The Gandersheim Monastery (from which today's town of Bad Gandersheim in Lower Saxony arose) was founded in 852 by the Saxon Count Liudolf , the progenitor and namesake of the Liudolfinger family. On a pilgrimage to Rome , he received the approval of Pope Sergius II and the relics of the holy Popes Anastasius and Innocentius necessary for the foundation for this project . The convent was initially located in the Brunshausen monastery until the monastery buildings and the collegiate church were completed .
The Gandersheim Monastery was a princely family monastery in terms of its character and, after its founding, soon flourished.
The "Imperial Free Secular Reichsstift Gandersheim", as it officially called itself as an imperial abbey from the 13th century until its dissolution in 1810, was a community of unmarried daughters of noble families who wanted to lead a godly life in this women's monastery. The term “secular” is to be understood as the opposite of “monastic”, not as the opposite of “ecclesiastical” in today's sense. The residents were called "canons" or "canons"; after the Reformation they were also referred to as "canons". They had private property and did not take perpetual vows, so they could leave the pen at any time . The Ottonian and Salian emperors often stayed in Gandersheim with their entourage. So it was by no means a contemplative and remote life that the canons led. In addition to the memoria for the founding family, one of the tasks of the canons and thus of the monastery was the training and education of noble daughters. The pupils did not necessarily have to become canonesses themselves.
In the collegiate church you can still see the Romanesque church building, which was expanded with Gothic additions.

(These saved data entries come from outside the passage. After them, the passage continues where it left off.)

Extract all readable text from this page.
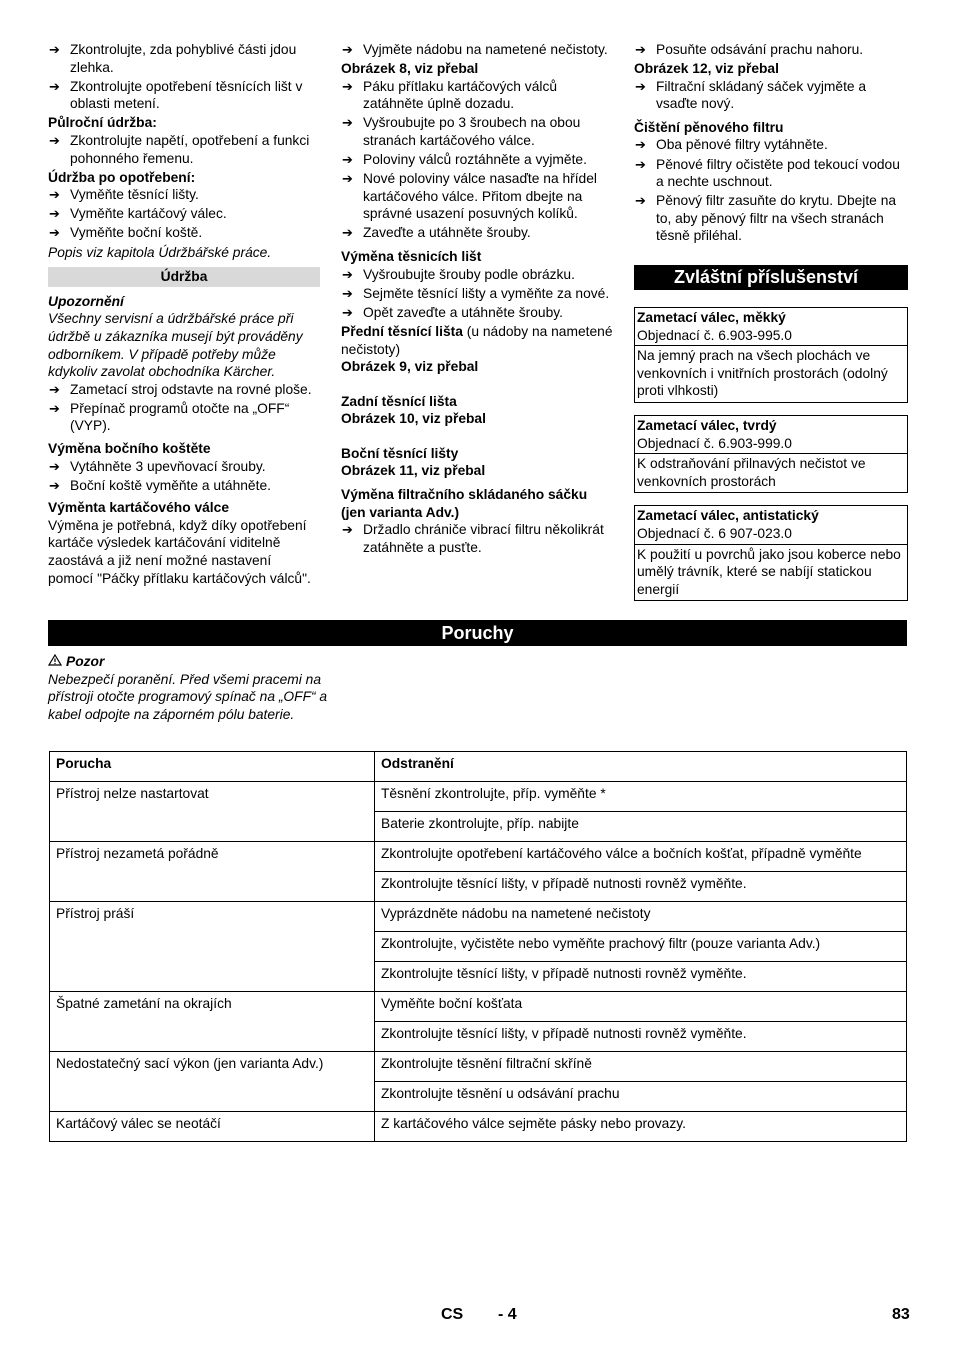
➔ Zkontrolujte, zda pohyblivé části jdou zlehka.
➔ Zkontrolujte opotřebení těsnících lišt v oblasti metení.
Půlroční údržba:
➔ Zkontrolujte napětí, opotřebení a funkci pohonného řemenu.
Údržba po opotřebení:
➔ Vyměňte těsnící lišty.
➔ Vyměňte kartáčový válec.
➔ Vyměňte boční koště.
Popis viz kapitola Údržbářské práce.
Údržba
Upozornění
Všechny servisní a údržbářské práce při údržbě u zákazníka musejí být prováděny odborníkem. V případě potřeby může kdykoliv zavolat obchodníka Kärcher.
➔ Zametací stroj odstavte na rovné ploše.
➔ Přepínač programů otočte na „OFF“ (VYP).
Výměna bočního koštěte
➔ Vytáhněte 3 upevňovací šrouby.
➔ Boční koště vyměňte a utáhněte.
Výměnta kartáčového válce
Výměna je potřebná, když díky opotřebení kartáče výsledek kartáčování viditelně zaostává a již není možné nastavení pomocí "Páčky přítlaku kartáčových válců".
➔ Vyjměte nádobu na nametené nečistoty.
Obrázek 8, viz přebal
➔ Páku přítlaku kartáčových válců zatáhněte úplně dozadu.
➔ Vyšroubujte po 3 šroubech na obou stranách kartáčového válce.
➔ Poloviny válců roztáhněte a vyjměte.
➔ Nové poloviny válce nasaďte na hřídel kartáčového válce. Přitom dbejte na správné usazení posuvných kolíků.
➔ Zaveďte a utáhněte šrouby.
Výměna těsnicích lišt
➔ Vyšroubujte šrouby podle obrázku.
➔ Sejměte těsnící lišty a vyměňte za nové.
➔ Opět zaveďte a utáhněte šrouby.
Přední těsnící lišta (u nádoby na nametené nečistoty)
Obrázek 9, viz přebal
Zadní těsnící lišta
Obrázek 10, viz přebal
Boční těsnící lišty
Obrázek 11, viz přebal
Výměna filtračního skládaného sáčku (jen varianta Adv.)
➔ Držadlo chrániče vibrací filtru několikrát zatáhněte a pusťte.
➔ Posuňte odsávání prachu nahoru.
Obrázek 12, viz přebal
➔ Filtrační skládaný sáček vyjměte a vsaďte nový.
Čištění pěnového filtru
➔ Oba pěnové filtry vytáhněte.
➔ Pěnové filtry očistěte pod tekoucí vodou a nechte uschnout.
➔ Pěnový filtr zasuňte do krytu. Dbejte na to, aby pěnový filtr na všech stranách těsně přiléhal.
Zvláštní příslušenství
Zametací válec, měkký
Objednací č. 6.903-995.0
Na jemný prach na všech plochách ve venkovních i vnitřních prostorách (odolný proti vlhkosti)
Zametací válec, tvrdý
Objednací č. 6.903-999.0
K odstraňování přilnavých nečistot ve venkovních prostorách
Zametací válec, antistatický
Objednací č. 6 907-023.0
K použití u povrchů jako jsou koberce nebo umělý trávník, které se nabíjí statickou energií
Poruchy
Pozor
Nebezpečí poranění. Před všemi pracemi na přístroji otočte programový spínač na „OFF“ a kabel odpojte na záporném pólu baterie.
Porucha	Odstranění
Přístroj nelze nastartovat	Těsnění zkontrolujte, příp. vyměňte *
	Baterie zkontrolujte, příp. nabijte
Přístroj nezametá pořádně	Zkontrolujte opotřebení kartáčového válce a bočních košťat, případně vyměňte
	Zkontrolujte těsnící lišty, v případě nutnosti rovněž vyměňte.
Přístroj práší	Vyprázdněte nádobu na nametené nečistoty
	Zkontrolujte, vyčistěte nebo vyměňte prachový filtr (pouze varianta Adv.)
	Zkontrolujte těsnící lišty, v případě nutnosti rovněž vyměňte.
Špatné zametání na okrajích	Vyměňte boční košťata
	Zkontrolujte těsnící lišty, v případě nutnosti rovněž vyměňte.
Nedostatečný sací výkon (jen varianta Adv.)	Zkontrolujte těsnění filtrační skříně
	Zkontrolujte těsnění u odsávání prachu
Kartáčový válec se neotáčí	Z kartáčového válce sejměte pásky nebo provazy.
CS - 4	83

The collegiate church in Bad Gandersheim is a cruciform basilica with a western building equipped with two towers. It consists of a flat-roofed nave with a Saxon column change and two arched side aisles. The transept has a transverse rectangular crossing with roughly square transverse arms and the transverse rectangular choir bay adjoins it. There is a hall crypt under the crossing and the choir. The west building consists of two towers with a connecting building that has two floors. The westwork originally had a protruding vestibule with an upper floor, the so-called paradise.
The existing church building was started around 1100 and consecrated in 1168. Remnants of the previous buildings are integrated into the church. The building that can be visited today has been redesigned through restorations from the 19th and 20th centuries.

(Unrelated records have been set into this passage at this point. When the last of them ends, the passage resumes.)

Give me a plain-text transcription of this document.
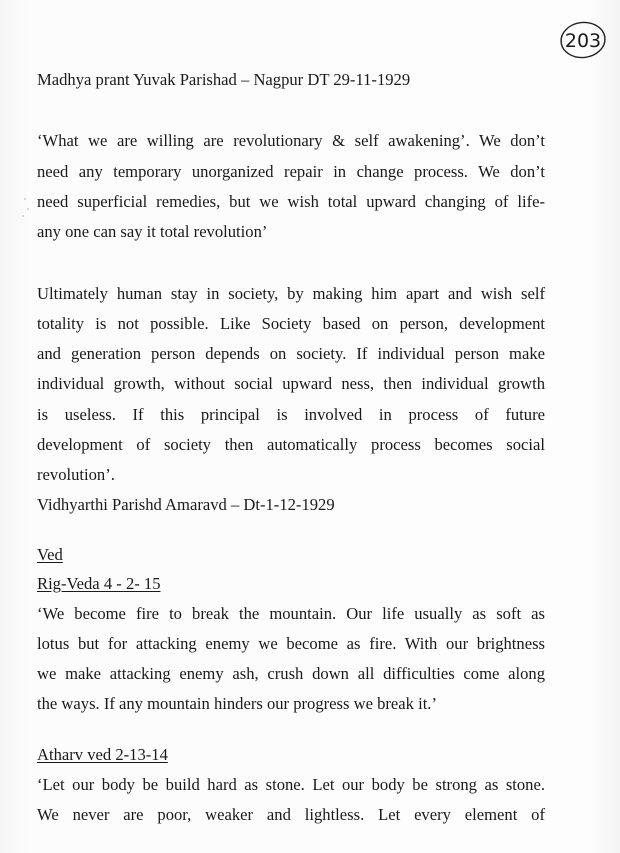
203
Madhya prant Yuvak Parishad – Nagpur DT 29-11-1929
‘What we are willing are revolutionary & self awakening’. We don’t
need any temporary unorganized repair in change process. We don’t
need superficial remedies, but we wish total upward changing of life-
any one can say it total revolution’
Ultimately human stay in society, by making him apart and wish self
totality is not possible. Like Society based on person, development
and generation person depends on society. If individual person make
individual growth, without social upward ness, then individual growth
is useless. If this principal is involved in process of future
development of society then automatically process becomes social
revolution’.
Vidhyarthi Parishd Amaravd – Dt-1-12-1929
Ved
Rig-Veda 4 - 2- 15
‘We become fire to break the mountain. Our life usually as soft as
lotus but for attacking enemy we become as fire. With our brightness
we make attacking enemy ash, crush down all difficulties come along
the ways. If any mountain hinders our progress we break it.’
Atharv ved 2-13-14
‘Let our body be build hard as stone. Let our body be strong as stone.
We never are poor, weaker and lightless. Let every element of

The bell of the church consists of 8 bells - 6 chime bells and 2 clock strikes and is therefore one of the largest in southern Lower Saxony.
In 852 the Gandersheimer Stift was founded by Count Liudolf and his wife Oda. Liudolf is the progenitor of the Liudolfinger family , from whose family the Ottonian kings emerged. According to contemporary reports by contemporary Agius in his Vita Hathumodae and in the Hildesheim memorandum, the Hildesheim bishop Altfried , a cousin of Liudolf, had previously persuaded the couple to go on a pilgrimage to Rome with permission and an accompanying letter from King Ludwig the German in 845/46 to obtain permission from Pope Sergius II to establish a women's foundation. There they received the relics of the holy Popes Anastasius and Innocentius , who are the titular saints of the collegiate church to this day.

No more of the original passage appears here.